Confesso que pessoalmente fiquei bem confusa ao receber esta proposta. Afinal, descobria que apesar de formada pela EAESP-FGV, com mais de 25 anos de carreira como executiva no Grupo Renault na França, eu era inexistente. Precisaria me tornar homem para ter direito ao título de Administrador. E, meu marido na época, era uma fraude como meu dependente do plano de saúde!

O segundo deles envolve a questão da inviabilização dos casais homossexuais.

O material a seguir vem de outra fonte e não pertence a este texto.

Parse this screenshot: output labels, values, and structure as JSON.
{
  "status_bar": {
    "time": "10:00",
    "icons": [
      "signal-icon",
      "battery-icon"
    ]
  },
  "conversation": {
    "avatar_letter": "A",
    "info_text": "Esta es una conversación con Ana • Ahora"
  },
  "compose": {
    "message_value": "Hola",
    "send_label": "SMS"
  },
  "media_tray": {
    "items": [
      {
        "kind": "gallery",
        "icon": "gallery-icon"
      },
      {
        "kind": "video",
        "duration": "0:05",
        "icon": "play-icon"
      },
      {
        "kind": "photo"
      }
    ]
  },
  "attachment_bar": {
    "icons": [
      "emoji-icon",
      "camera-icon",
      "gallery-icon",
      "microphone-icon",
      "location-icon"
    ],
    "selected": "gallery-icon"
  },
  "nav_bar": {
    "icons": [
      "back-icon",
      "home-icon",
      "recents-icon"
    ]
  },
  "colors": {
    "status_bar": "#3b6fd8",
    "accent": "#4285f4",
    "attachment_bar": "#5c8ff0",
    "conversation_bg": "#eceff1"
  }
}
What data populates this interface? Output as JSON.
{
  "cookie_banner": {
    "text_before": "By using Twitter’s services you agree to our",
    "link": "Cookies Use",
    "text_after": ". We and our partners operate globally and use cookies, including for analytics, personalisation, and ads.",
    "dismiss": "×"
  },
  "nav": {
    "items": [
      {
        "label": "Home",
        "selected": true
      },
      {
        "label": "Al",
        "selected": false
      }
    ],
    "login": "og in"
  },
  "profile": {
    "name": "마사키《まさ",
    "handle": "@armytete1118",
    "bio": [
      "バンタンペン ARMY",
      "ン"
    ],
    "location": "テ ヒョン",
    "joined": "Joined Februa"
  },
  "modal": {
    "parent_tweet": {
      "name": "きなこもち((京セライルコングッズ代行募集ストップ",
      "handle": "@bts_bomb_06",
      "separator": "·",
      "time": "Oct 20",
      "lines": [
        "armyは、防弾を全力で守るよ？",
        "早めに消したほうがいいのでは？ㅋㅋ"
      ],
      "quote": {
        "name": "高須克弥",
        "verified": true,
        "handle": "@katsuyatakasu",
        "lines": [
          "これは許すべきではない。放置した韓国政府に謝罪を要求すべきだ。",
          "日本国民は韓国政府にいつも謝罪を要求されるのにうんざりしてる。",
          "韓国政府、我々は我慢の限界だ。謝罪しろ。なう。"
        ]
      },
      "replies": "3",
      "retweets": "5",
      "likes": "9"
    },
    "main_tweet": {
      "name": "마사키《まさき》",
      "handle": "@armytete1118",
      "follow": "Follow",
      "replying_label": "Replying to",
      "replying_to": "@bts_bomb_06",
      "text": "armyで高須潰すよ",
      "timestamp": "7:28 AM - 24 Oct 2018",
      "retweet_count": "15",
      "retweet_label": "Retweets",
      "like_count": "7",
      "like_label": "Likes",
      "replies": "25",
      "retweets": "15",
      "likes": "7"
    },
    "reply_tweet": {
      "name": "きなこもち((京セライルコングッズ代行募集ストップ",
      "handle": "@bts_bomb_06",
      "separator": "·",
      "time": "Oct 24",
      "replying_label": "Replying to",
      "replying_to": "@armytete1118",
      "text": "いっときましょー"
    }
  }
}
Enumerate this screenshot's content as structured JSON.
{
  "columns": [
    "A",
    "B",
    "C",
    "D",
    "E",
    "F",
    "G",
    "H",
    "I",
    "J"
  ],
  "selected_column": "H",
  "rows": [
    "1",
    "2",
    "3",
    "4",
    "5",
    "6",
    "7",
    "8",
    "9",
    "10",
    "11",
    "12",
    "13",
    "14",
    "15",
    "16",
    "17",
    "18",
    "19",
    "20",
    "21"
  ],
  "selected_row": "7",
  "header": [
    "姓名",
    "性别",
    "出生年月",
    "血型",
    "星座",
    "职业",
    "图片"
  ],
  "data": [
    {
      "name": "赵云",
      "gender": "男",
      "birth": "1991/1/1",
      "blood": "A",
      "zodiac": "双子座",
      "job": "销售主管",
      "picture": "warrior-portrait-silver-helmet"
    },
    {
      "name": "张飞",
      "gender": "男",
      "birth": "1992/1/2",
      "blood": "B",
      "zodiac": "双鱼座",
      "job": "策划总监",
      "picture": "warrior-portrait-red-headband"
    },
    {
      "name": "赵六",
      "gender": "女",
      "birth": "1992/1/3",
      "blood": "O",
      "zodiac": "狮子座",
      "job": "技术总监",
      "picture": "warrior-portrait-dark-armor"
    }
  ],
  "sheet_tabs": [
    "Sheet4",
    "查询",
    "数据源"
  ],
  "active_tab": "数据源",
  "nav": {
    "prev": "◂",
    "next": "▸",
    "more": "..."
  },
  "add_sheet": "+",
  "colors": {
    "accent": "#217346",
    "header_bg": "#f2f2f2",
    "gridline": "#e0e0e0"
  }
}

Exemplos de comportamentos como este, demonstram quão difícil é, neste caso, para um homem, revelar sua homossexualidade com um entorno que explica para ele todo dia que ele precisa de uma esposa. Também fica difícil de lutar pelos seus direitos de ter um plano de saúde para seu parceiro. Vale lembrar que data de 2010 a súmula normativa publicada pela ANS no Diário Oficial da União, que obrigou todas as operadoras a adotarem orientações para incluir como dependentes parceiros(as) de casais homossexuais.  Esta alteração se baseou no Código Civil Brasileiro e na Constituição Federal que cita como objetivos fundamentais “promover o bem de todos, sem preconceitos de origem, raça, sexo, cor, idade e quaisquer outras formas de discriminação”. Ora, esta proposta é de 2019.

A ultramasculinização e as estatísticas

EAGLY e CARLI, debatem amplamente a questão da ultramasculinização no artigo Women and the Labyrinth of Leadership publicado pela Harvard Business Review, em 2007.

Em minha dissertação de mestrado esta questão foi analisada de forma detalhada com um estudo de caso que deu origem ao artigo Representatividade das mulheres na hierarquia de empresas: estudo de caso com base no women’s empowerment principles. Cujo conteúdo se tornou um artigo em parceriacom meu querido Professor José Henrique de Faria publicado na RECADM em janeiro de 2020.

Desta forma, passo diretamente para a questão da estatística socialmente construída.

Fiquei pelo menos 3 anos com uma questão que era para mim muito obscura. Imagino que, como eu, vocês também repararam que o filho custava mais caro que a filha, respectivamente R$ 132,05 e R$ 116,17.

Eu passei estes anos todos me interrogando sobre o que justificava esta diferença em um plano de saúde e, sobretudo, o homem valer mais do que a mulher. Com minha autoestima abalada pela masculinização evidente da minha profissão, o que poderia ser uma desvantagem, custar mais caro, se tornava uma valorização na minha equação. E eu tinha razão! Descobri a resposta em um dos meus workshops em agosto de 2019.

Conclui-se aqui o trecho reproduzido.